Eh oui! c'est de nouveau l'heure des choix déchirants. Comme c'est le cas chaque année, vous devrez sortir la carte de crédit afin de vous procurer vos places pour ce grand trip de musique qui s'étale du vendredi 25 juin au mardi 6 juillet. Il va sans dire que vous n'avez nullement besoin de moi pour choisir les célébrités qui tapissent la majeure partie de cette 31e programmation en salle du FIJM.

Ahmad Jamal

Les grands concerts

Théâtre Maisonneuve, 2 juillet, 21h30

 

Après 20 ans d'absence au FIJM, le pianiste afro-américain revient par la grande porte. Attitude de prima donna ou non, il fallait corriger la situation pendant qu'il est encore temps. Le plus grand des pianistes de jazz vivants - je parle de ceux issus de son époque - aura 80 ans le soir même de son escale montréalaise. Aux dernières nouvelles il jouait encore de manière admirable - fluidité, vivacité, attaque, sens rythmique, vision harmonique et tout et tout. C'est clair, on ne pouvait plus s'en passer, à aucun prix. Jamal n'est-il pas un des plus grands stylistes du piano jazz, un des techniciens les plus accomplis des six dernières décennies, un des plus modernes de son temps? Oui, Herbie Hancock et Keith Jarrett sont de retour cette année. Mais s'il faut faire un choix, un seul, il faut se trouver un billet pour Ahmad Jamal et son trio - John Heard, contrebasse, Yoron Israel, batterie.

Robert Glasper

Série Invitation

Gesù, 1er au 4 juillet, 18h

S'il me fallait choisir quelques concerts de la série Invitation, c'est-à-dire entre le trio de prestations menées par le superbe trompettiste sarde Paolo Fresu, par le batteur français Manu Katché ou le pianiste afro-américain Robert Glasper, je pigerais d'abord chez ce dernier. Certes le plus impressionnant des pianistes black du jazz émergent ces dernières années, Glasper n'est venu qu'une fois au FIJM, il y a trois ans, il nous a fait faux bond l'an dernier et fait amende honorable. Si je ne l'avais jamais vu jouer, j'irais au concert du superbe trio qu'il forme avec le batteur Chris Dave et le contrebassiste Vincent Archer. Sinon? Le duo avec Terence Blanchard nous donnera certes un autre éclairage sur la relation intime entre trompette et piano. Le soir suivant, le trio de Glasper (transformé en quartette avec le saxophoniste Casey Benjamin) devrait frayer côté hip hop/urban avec le fameux Bilal, pour ainsi nous plonger dans l'inédit.

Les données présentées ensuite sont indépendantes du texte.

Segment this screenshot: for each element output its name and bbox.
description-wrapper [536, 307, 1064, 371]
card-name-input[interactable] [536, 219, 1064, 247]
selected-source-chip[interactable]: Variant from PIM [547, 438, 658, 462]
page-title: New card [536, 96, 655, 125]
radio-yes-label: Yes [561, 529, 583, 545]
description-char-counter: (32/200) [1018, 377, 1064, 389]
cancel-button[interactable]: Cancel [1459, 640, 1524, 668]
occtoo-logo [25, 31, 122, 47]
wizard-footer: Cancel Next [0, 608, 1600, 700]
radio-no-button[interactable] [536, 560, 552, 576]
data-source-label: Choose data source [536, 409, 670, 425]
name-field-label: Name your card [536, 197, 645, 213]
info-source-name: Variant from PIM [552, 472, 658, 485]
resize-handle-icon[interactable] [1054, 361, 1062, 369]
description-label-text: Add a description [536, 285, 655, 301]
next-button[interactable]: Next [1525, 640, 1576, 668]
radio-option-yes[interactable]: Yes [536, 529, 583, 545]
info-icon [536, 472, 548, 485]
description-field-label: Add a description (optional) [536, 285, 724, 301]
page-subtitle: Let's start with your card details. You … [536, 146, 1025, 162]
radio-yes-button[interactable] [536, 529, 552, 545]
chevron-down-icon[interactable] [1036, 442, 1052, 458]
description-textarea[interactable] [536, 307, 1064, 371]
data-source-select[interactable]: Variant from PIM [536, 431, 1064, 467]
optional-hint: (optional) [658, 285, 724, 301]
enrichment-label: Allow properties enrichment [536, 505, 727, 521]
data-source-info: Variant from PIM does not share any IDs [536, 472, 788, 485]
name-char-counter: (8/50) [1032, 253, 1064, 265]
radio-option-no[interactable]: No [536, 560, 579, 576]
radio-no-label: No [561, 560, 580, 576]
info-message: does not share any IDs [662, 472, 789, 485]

John Zorn et son Masada Marathon

Série En voix

Théâtre Maisonneuve, 1er juillet, 18h

À lire les intervenants de mon blogue, je constate qu'une majorité de mélomanes n'ont pu assister aux multiples interventions du saxophoniste, compositeur et leader d'orchestre John Zorn au Festival de Victoriaville. Alors? Un rattrapage intensif vous est offert en deux menus distincts. Si j'étais à votre place, je sauterais sur l'occasion et je me procurerais des places pour les deux programmes consécutifs prévus par ce Masada Marathon. À Montréal, Zorn est venu quelques fois avec Masada (acoustique), une autre avec Pain Killer (Bill Laswell, A-Trak...), etc. Cette fois, il passe la soirée entière au Théâtre Maisonneuve, avec les membres les plus éminents de son noyau de création: Erik Frielander, Mark Feldman, Dave Douglas, Marc Ribot, Cyro Baptista, Joey Baron, etc. Dans différentes configurations, Zorn passera en revue ses projets les plus applaudis, mixtions pour le moins brillantes de jazz contemporain, culture électro-rock et patrimoine judéo-oriental. On nous annonce que cette soirée culminerait en mode électrique? Je vous dis d'emblée que l'Electric Masada a été pour moi LA grande expérience de jazz (néo fusion) vécue depuis des lustres.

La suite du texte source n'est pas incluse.